Overweight People Tend To Die In Car Accidents
According to a recent study by the University of California at Berkeley's Safe Transportation Research & Education Center obese drivers are 80 percent more likely to die in a car accident than drivers who were not overweight. The report found that improperly positioned or inadequate seatbelts might contribute to the increased death rate.
The report found that overweight drivers need to be conscientious when buckling their belt and that auto manufacturers should design vehicles that do a better job of protecting obese passengers. According to lead author Thomas Rice and co-author Motao Zhu, an assistant professor with the University of West Virginia Department of Epidemiology and Injury Control Research Center, "It may be the case that vehicles are well designed to protect normal-weight vehicle occupants but are deficient in protecting overweight or obese occupants."
The study reinforced earlier research that concluded seat belts do not sufficiently restrain obese people resulting in the body propelling forward farther in an accident. Proper placement of the lap belt --it should positioned as low on a drivers lap as possible -- is key to the safety of obese drivers.
The study examined accident data from the National Highway Traffic Safety Administration (NHTSA) from 1996 to 2008. They analyzed 57,491 accidents and cut that data down to 3,400 accidents that resulted in deaths with two vehicles of a similar type and size.
The researchers found that the more overweight a driver is, the greater chance a person has of dying in a collision.
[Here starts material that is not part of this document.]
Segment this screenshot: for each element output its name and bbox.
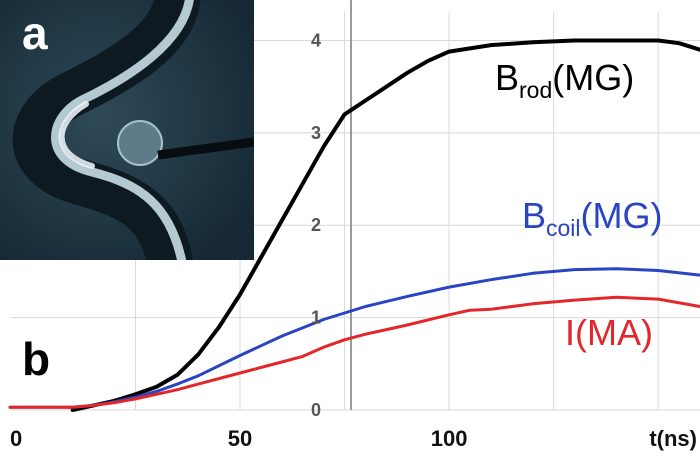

They used the World Health Organization definitions of obesity to determine the weight at which drivers become obese. The study found the following:
- At the highest obesity level which was a 40 or higher BMI driver were 80 percent more likely to die than regular sized drivers.
- At the 35 to 39.9 BMI level, drivers had a 51 percent better chance of dying.
- At the 30 to 34.9 level the chance of being more likely to die drops to 21 percent.
While seat belt positioning was one reason obese people tend to die when they are in an accident, researchers also found that obesity-related illnesses may also have an effect on their ability to recover from injuries sustained in an accident.
Obesity is a Big and Growing Problem
Americans are getting fatter every year. More than one-third of U.S adults are now obese according to the Centers for Disease Control and Prevention (CDC). Roughly 17 percent of adolescents and children aged 2 to 12 also fall into this category.
Being overweight is an expensive condition. Cornell University found that medical costs, tied to obesity, are nearly double previous estimates. The study found that medical costs for an obese person are almost $3,000 higher than a person at a healthy weight. This puts the nationwide costs of obesity at roughly $190 billion per year.
Many employers have taken notice and are offering financial rewards for employees that get involved in wellness programs that include weight-loss components. Some firms are evening penalizing workers who refuse to sign up for these programs.
Reducing your weight is not only a great way to save some money on health and life insurance, it may just save your life if you are in a serious car accident.